Another thing that makes starting hard is committing to something without being sure I will succeed. You can't truly start something without committing to seeing it through to the end, otherwise you're not giving yourself a fair shot at it.

When I decided in 2008 that I was going to run my first marathon, I made a commitment that had a significant impact on my life for a year. I couldn't say "I'm going to run a marathon and then decide later if it is something I want to pursue long term." I had to commit to it fully and without reservation from the very beginning, because the moment I let myself lapse on the training, I would have already quit.

When you're starting something new you have two choices: honestly and truthfully commit to giving it everything you'e got, or quit immediately. This is is terrifying, because it makes you vulnerable to giving it everything you've got and simply not being able to do it. Starting requires a great deal of faith in yourself, you have to trust that you are capable of accomplishing your goal.

 

What Haven't You Started? 

A few months ago I was talking to Gary about business ideas and he said "Opportunity is everywhere, the hard part is recognizing it and choosing which ones to answer."

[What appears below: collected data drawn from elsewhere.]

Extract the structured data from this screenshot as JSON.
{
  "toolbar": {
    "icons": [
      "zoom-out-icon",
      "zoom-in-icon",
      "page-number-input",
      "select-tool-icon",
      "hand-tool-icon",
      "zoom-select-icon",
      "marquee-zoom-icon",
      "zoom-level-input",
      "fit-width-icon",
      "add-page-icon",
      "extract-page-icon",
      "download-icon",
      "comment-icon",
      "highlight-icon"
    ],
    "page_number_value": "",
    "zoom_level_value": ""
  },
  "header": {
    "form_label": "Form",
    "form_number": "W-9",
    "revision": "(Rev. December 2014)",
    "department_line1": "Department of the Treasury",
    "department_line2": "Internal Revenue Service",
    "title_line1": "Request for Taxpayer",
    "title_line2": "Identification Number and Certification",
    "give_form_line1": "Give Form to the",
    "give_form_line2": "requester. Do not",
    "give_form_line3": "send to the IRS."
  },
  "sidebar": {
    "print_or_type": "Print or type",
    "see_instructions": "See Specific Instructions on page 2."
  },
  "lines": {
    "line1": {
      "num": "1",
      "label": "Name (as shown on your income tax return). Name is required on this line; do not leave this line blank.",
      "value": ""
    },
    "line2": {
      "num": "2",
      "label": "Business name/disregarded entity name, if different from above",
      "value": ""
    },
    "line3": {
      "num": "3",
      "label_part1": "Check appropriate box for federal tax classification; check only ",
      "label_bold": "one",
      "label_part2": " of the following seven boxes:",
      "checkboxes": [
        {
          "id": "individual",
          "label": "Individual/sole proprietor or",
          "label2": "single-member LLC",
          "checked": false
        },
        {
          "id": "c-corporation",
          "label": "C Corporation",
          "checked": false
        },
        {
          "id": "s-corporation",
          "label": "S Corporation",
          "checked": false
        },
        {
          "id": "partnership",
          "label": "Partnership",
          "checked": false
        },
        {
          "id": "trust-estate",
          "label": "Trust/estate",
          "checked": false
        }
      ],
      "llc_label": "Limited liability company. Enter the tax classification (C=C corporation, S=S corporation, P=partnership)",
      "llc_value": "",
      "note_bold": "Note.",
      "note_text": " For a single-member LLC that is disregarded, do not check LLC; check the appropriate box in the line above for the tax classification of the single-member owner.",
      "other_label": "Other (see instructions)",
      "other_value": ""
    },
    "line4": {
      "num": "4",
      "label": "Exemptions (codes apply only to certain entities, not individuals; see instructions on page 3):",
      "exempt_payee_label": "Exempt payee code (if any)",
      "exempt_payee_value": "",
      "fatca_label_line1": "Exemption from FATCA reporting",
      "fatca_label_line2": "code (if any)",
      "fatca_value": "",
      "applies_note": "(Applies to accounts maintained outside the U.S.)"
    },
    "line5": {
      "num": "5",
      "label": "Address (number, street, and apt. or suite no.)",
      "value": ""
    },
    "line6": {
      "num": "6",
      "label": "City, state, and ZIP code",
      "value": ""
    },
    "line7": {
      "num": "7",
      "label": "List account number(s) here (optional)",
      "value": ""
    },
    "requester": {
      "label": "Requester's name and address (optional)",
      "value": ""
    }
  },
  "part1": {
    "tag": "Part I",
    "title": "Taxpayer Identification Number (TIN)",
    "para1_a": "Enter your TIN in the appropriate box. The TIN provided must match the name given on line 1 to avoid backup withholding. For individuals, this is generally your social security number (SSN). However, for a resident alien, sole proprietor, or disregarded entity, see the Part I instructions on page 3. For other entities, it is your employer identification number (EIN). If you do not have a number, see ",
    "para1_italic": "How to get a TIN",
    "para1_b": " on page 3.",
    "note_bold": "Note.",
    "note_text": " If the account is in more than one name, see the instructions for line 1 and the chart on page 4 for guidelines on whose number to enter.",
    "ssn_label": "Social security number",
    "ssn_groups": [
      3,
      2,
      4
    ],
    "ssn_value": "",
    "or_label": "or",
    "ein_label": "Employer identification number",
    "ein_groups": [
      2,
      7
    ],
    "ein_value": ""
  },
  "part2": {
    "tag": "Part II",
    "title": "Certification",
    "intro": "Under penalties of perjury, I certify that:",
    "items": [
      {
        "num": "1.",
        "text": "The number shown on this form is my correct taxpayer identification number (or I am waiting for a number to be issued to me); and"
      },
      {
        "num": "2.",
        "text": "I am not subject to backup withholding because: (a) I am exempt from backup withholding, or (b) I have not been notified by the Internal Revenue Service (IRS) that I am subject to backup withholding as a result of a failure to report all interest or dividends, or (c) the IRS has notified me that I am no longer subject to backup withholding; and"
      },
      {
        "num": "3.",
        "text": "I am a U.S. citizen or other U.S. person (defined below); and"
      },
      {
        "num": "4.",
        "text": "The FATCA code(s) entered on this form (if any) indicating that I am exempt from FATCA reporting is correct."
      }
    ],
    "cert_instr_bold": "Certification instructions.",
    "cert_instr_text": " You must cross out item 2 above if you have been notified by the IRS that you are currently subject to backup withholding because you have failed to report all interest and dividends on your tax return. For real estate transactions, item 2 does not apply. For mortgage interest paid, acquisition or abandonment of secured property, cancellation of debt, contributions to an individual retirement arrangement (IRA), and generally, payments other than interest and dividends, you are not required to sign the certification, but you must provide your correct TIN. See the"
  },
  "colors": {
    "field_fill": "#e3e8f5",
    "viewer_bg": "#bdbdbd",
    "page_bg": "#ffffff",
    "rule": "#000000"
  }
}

A blank page is only a few thousand unwritten words away from being an eloquent blog post. A stranger is only a few unspoken sentences away from being a friend. Your body is only a few hundred un-run miles from being ready to run a marathon. Your startup idea is only a dozen years of hard work away from being a billion dollar business. The truth is, opportunity is everywhere, and endings are easy to see, the hard part is committing to pursue an opportunity, and starting.

So, the question is, what haven't you started?